When ACC first came out I was an avid player, I quit playing after the Xmas event though. I did purchase leaf tickets in order to obtain the Xmas items and now my camp is sort of perpetually stuck as being that theme because I'm broke lol. Basically I was just wondering how everyone else feels about buying tickets, is it worth it or not?


----------



## nanpan (Aug 17, 2018)

Personally I don't feel like it's worth it if you're capable of getting things done on your own or with the help of friends ! Although if you don't have time and you do have money I say do what makes you happy


----------



## mogyay (Aug 17, 2018)

seems like people do pretty well without having to purchase any tickets (although the way pocket camp is heading that might not be the case soon), personally i've bought quite a few leaf tickets now because i hate myself. i'd advise against it though


----------



## danceonglitter (Aug 17, 2018)

I try not to buy leaf tickets if I can, but sometimes I just get frustrated at my lack of them so I buy them so I can get cookies and stuff like that with them, aha. But I don't really think it's worth spending real money on them unless there's something you really wanna get and you just can't seem to save up enough leaf tickets!


----------



## Soigne (Aug 17, 2018)

I haven't bought any because I know once I do I will never stop. Willpower!


----------



## Imaginetheday (Aug 18, 2018)

I have bought some in the past, but I try not to now. Not saying I never will again, but they are very pricey and we are talking about virtual items.


----------



## Angel-Rae (Aug 25, 2018)

I’ve only bought them to finish the Rover gardening event. I decided after that I wouldn’t be a completist if I had to pay. I’ve been able to get nearly everything I’ve wanted by earning tickets in game. I work hard to do everything required to earn tickets during events and for goals.


----------



## Ras (Aug 26, 2018)

They're making it hard to get by without buying tickets. It really sucks that you can spend money and still never get the cookie items you need.


----------



## Bcat (Aug 27, 2018)

i bought tickets when the game was new, but I haven't bought anything since they introduced fortune cookies and I don't intend to again.

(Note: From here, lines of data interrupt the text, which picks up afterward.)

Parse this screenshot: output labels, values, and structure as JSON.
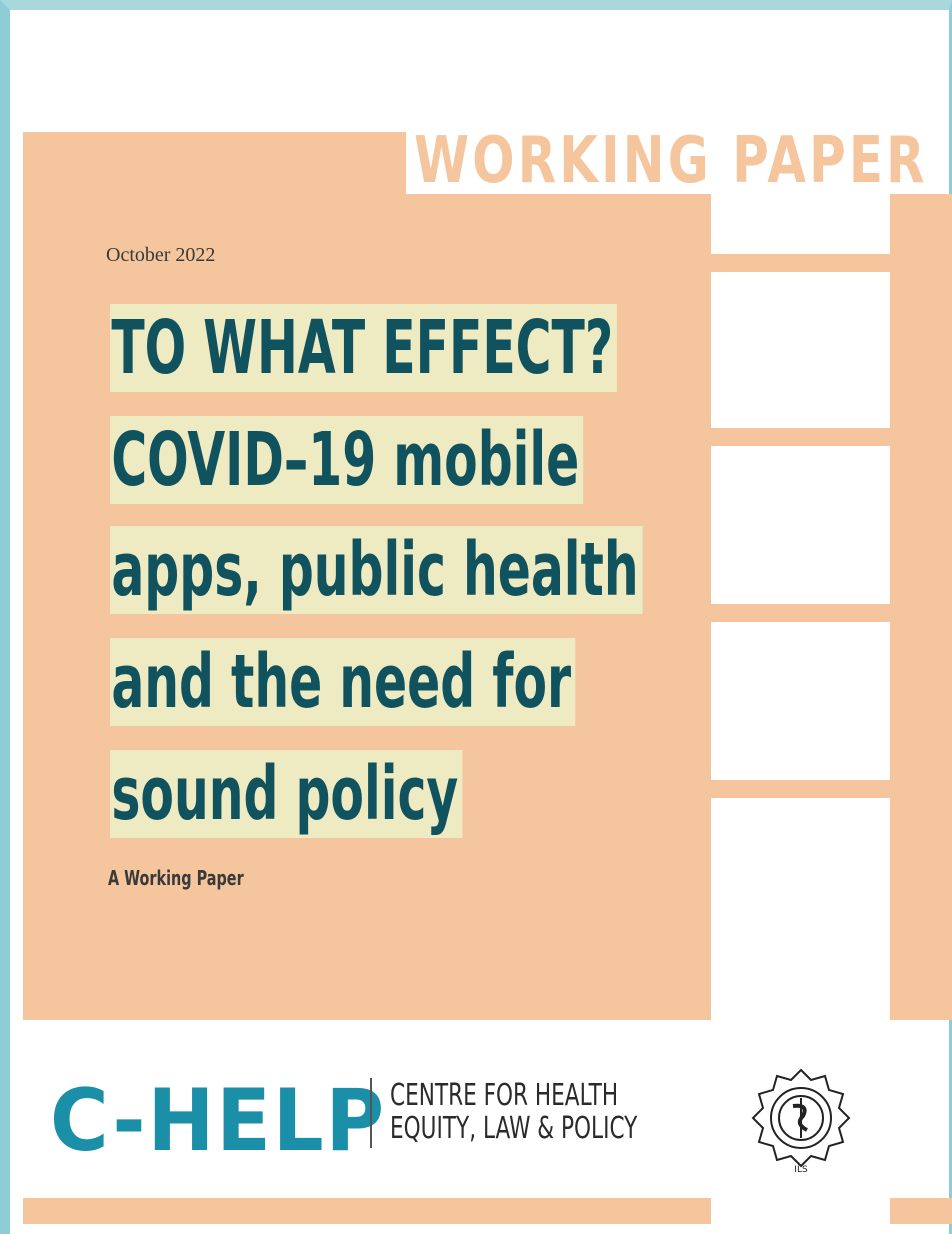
{
  "cover": {
    "header_label": "WORKING PAPER",
    "date": "October 2022",
    "title_lines": [
      "TO WHAT EFFECT?",
      "COVID–19 mobile",
      "apps, public health",
      "and the need for",
      "sound policy"
    ],
    "subtitle": "A Working Paper"
  },
  "footer": {
    "logo_text": "C-HELP",
    "org_lines": [
      "CENTRE FOR HEALTH",
      "EQUITY, LAW & POLICY"
    ],
    "emblem_caption": "ILS"
  },
  "colors": {
    "frame": "#8fcdd6",
    "peach": "#f5c59d",
    "title_text": "#10535f",
    "title_highlight": "#eeeac1",
    "logo": "#1c8fa8"
  }
}
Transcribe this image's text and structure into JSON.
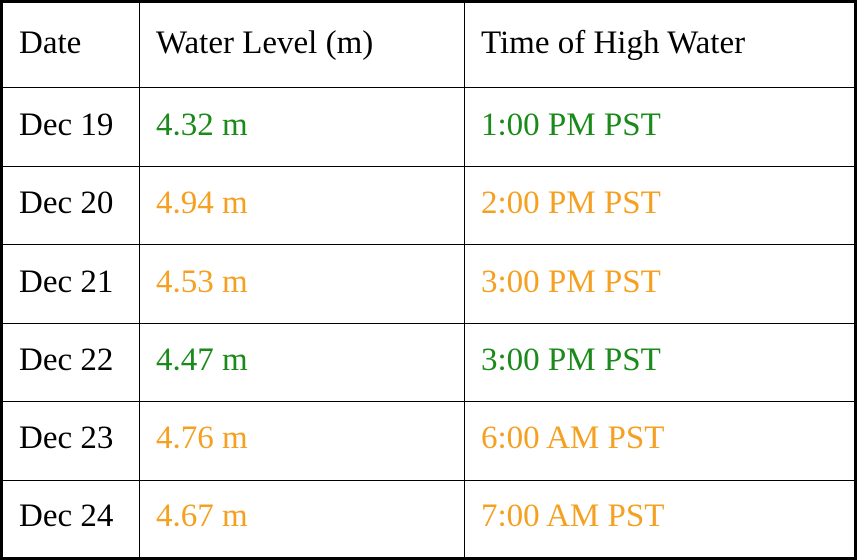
{
  "table": {
    "header": [
      "Date",
      "Water Level (m)",
      "Time of High Water"
    ],
    "rows": [
      [
        "Dec 19",
        "4.32 m",
        "1:00 PM PST"
      ],
      [
        "Dec 20",
        "4.94 m",
        "2:00 PM PST"
      ],
      [
        "Dec 21",
        "4.53 m",
        "3:00 PM PST"
      ],
      [
        "Dec 22",
        "4.47 m",
        "3:00 PM PST"
      ],
      [
        "Dec 23",
        "4.76 m",
        "6:00 AM PST"
      ],
      [
        "Dec 24",
        "4.67 m",
        "7:00 AM PST"
      ]
    ],
    "row_colors": [
      "#1a8a1a",
      "#f5a020",
      "#f5a020",
      "#1a8a1a",
      "#f5a020",
      "#f5a020"
    ]
  }
}
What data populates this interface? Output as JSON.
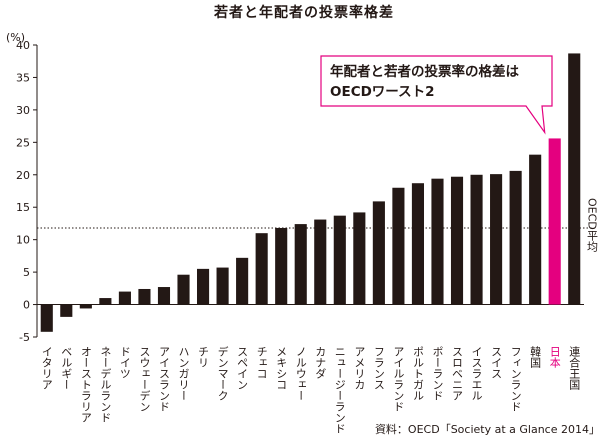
{
  "title": "若者と年配者の投票率格差",
  "source": "資料：OECD「Society at a Glance 2014」",
  "callout": {
    "line1": "年配者と若者の投票率の格差は",
    "line2": "OECDワースト2"
  },
  "colors": {
    "bar": "#231815",
    "highlight": "#e4007f",
    "axis": "#231815"
  },
  "chart_data": {
    "type": "bar",
    "title": "若者と年配者の投票率格差",
    "ylabel": "(%)",
    "ylim": [
      -5,
      40
    ],
    "yticks": [
      -5,
      0,
      5,
      10,
      15,
      20,
      25,
      30,
      35,
      40
    ],
    "categories": [
      "イタリア",
      "ベルギー",
      "オーストラリア",
      "ネーデルランド",
      "ドイツ",
      "スウェーデン",
      "アイスランド",
      "ハンガリー",
      "チリ",
      "デンマーク",
      "スペイン",
      "チェコ",
      "メキシコ",
      "ノルウェー",
      "カナダ",
      "ニュージーランド",
      "アメリカ",
      "フランス",
      "アイルランド",
      "ポルトガル",
      "ポーランド",
      "スロベニア",
      "イスラエル",
      "スイス",
      "フィンランド",
      "韓国",
      "日本",
      "連合王国"
    ],
    "values": [
      -4.2,
      -1.9,
      -0.6,
      1.0,
      2.0,
      2.4,
      2.7,
      4.6,
      5.5,
      5.7,
      7.2,
      11.0,
      11.8,
      12.4,
      13.1,
      13.7,
      14.2,
      15.9,
      18.0,
      18.7,
      19.4,
      19.7,
      20.0,
      20.1,
      20.6,
      23.1,
      25.6,
      38.7
    ],
    "highlight": "日本",
    "reference_line": {
      "label": "OECD平均",
      "value": 11.8
    },
    "grid": false
  }
}
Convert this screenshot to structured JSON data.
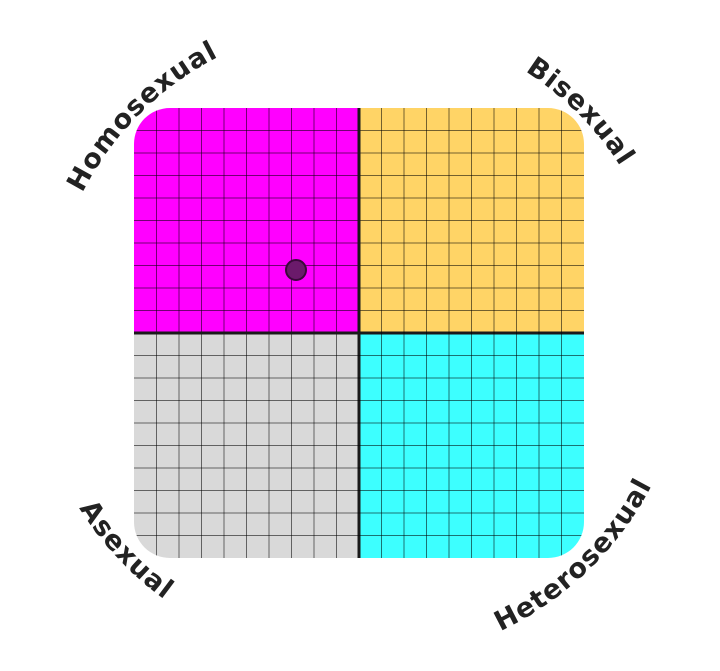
{
  "chart_data": {
    "type": "scatter",
    "xlim": [
      -10,
      10
    ],
    "ylim": [
      -10,
      10
    ],
    "grid": true,
    "grid_divisions_per_axis": 20,
    "quadrants": [
      {
        "label": "Homosexual",
        "position": "top-left",
        "color": "#ff00ff"
      },
      {
        "label": "Bisexual",
        "position": "top-right",
        "color": "#ffd466"
      },
      {
        "label": "Asexual",
        "position": "bottom-left",
        "color": "#d9d9d9"
      },
      {
        "label": "Heterosexual",
        "position": "bottom-right",
        "color": "#3dffff"
      }
    ],
    "points": [
      {
        "x": -2.8,
        "y": 2.8,
        "color": "#6b1a6b"
      }
    ]
  }
}
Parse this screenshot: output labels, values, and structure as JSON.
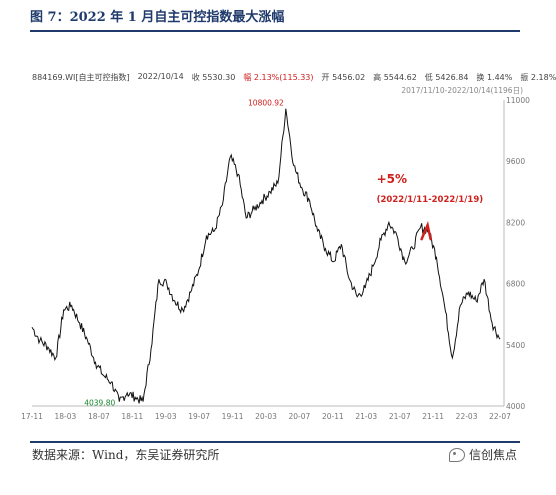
{
  "figure": {
    "title": "图 7：2022 年 1 月自主可控指数最大涨幅",
    "source": "数据来源：Wind，东吴证券研究所",
    "brand": "信创焦点"
  },
  "info_bar": {
    "code": "884169.WI[自主可控指数]",
    "date": "2022/10/14",
    "close": "收 5530.30",
    "change": "幅 2.13%(115.33)",
    "open": "开 5456.02",
    "high": "高 5544.62",
    "low": "低 5426.84",
    "turnover": "换 1.44%",
    "amplitude": "振 2.18%",
    "range": "2017/11/10-2022/10/14(1196日)"
  },
  "chart_data": {
    "type": "line",
    "title": "",
    "xlabel": "",
    "ylabel": "",
    "ylim": [
      4000,
      11000
    ],
    "y_ticks": [
      4000,
      5400,
      6800,
      8200,
      9600,
      11000
    ],
    "x_ticks": [
      "17-11",
      "18-03",
      "18-07",
      "18-11",
      "19-03",
      "19-07",
      "19-11",
      "20-03",
      "20-07",
      "20-11",
      "21-03",
      "21-07",
      "21-11",
      "22-03",
      "22-07"
    ],
    "series": [
      {
        "x": [
          "2017-11",
          "2017-12",
          "2018-01",
          "2018-02",
          "2018-03",
          "2018-04",
          "2018-05",
          "2018-06",
          "2018-07",
          "2018-08",
          "2018-09",
          "2018-10",
          "2018-11",
          "2018-12",
          "2019-01",
          "2019-02",
          "2019-03",
          "2019-04",
          "2019-05",
          "2019-06",
          "2019-07",
          "2019-08",
          "2019-09",
          "2019-10",
          "2019-11",
          "2019-12",
          "2020-01",
          "2020-02",
          "2020-03",
          "2020-04",
          "2020-05",
          "2020-06",
          "2020-07",
          "2020-08",
          "2020-09",
          "2020-10",
          "2020-11",
          "2020-12",
          "2021-01",
          "2021-02",
          "2021-03",
          "2021-04",
          "2021-05",
          "2021-06",
          "2021-07",
          "2021-08",
          "2021-09",
          "2021-10",
          "2021-11",
          "2021-12",
          "2022-01",
          "2022-02",
          "2022-03",
          "2022-04",
          "2022-05",
          "2022-06",
          "2022-07",
          "2022-08",
          "2022-09",
          "2022-10"
        ],
        "values": [
          5800,
          5500,
          5350,
          5100,
          6200,
          6300,
          5900,
          5500,
          5000,
          4700,
          4550,
          4100,
          4300,
          4200,
          4100,
          5300,
          6900,
          6800,
          6400,
          6200,
          6600,
          7100,
          7900,
          8000,
          8600,
          9700,
          9300,
          8300,
          8500,
          8700,
          8900,
          9100,
          10800,
          9500,
          9000,
          8700,
          8000,
          7600,
          7300,
          7700,
          6900,
          6500,
          6700,
          7200,
          7800,
          8200,
          7900,
          7300,
          7600,
          8100,
          8000,
          7400,
          6300,
          5100,
          6300,
          6600,
          6400,
          6900,
          5900,
          5530
        ]
      }
    ],
    "max_label": "10800.92",
    "min_label": "4039.80",
    "annotation": {
      "text": "+5%",
      "period": "(2022/1/11-2022/1/19)"
    },
    "colors": {
      "line": "#111111",
      "annotation": "#d0201d",
      "max": "#d0201d",
      "min": "#1a8a2e"
    },
    "grid": false
  }
}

I'm not going to reward their blatant money-grubbing cash grabs.


----------



## WynterFrost (Aug 27, 2018)

I have a survey app that gives me like 10 cents towards my google play credits so anything I've spent in PC hasn't been my own money but I only buy something if I really want it


----------



## sigh (Sep 2, 2018)

I have yet to spend any money on leaf tickets since starting the game, so far I only earn them by leveling up, completing the goals, or when the game rewards them


----------